Which set is "best", then? I have long treasured Abbado's as the finest overall achievement in this music, given the outstanding contributions of the London Symphony Orchestra. Mr. Fenech recommended this one, and it's even more enticing at the low price and similar layout to the Abbado. That leaves Ashkenazy out in the cold, without any couplings, or any champions in Universal's marketing department. Between the remaining two, there is little reason to favor one over the other. Should you want your couplings to be exclusively overtures, I suggest the Abbado set. Should you prefer choral music, Dohnányi is worth considering, especially as the cantata is one of the conductors' specialties. While the Vienna Philharmonic plays with their customary polish and finesse, I can't deny that Claudio Abbado was one of the great Mendelssohn conductors of his age, and both sets feature quality sound production.

One factor may tip the scales in favor of Abbado, and that is the issue of repeats. Before I became a writer, I never much bothered with the question of repeats, and wondered what all the fuss was about.
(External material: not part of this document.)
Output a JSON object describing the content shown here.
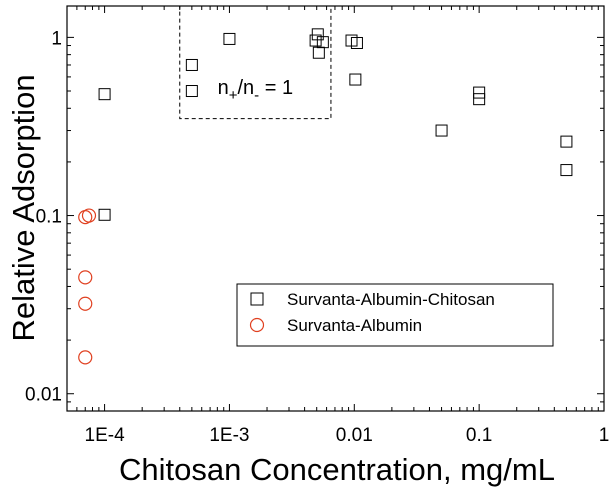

Charles Munch's Beethoven recordings proved just how odd symphonic music can sound without them, and Dohnányi's Mendelssohn is another such case. As several English critics have pointed out, this is no big deal in some of the early symphonies but sounds noticeably jarring in the "Italian". Of course, none of this may matter to you at all, in which case this set is highly recommended. Actually, you can get both this set and the Abbado for the price of a high-end Beethoven cycle. Should you love the composer, I readily believe in the value of having both.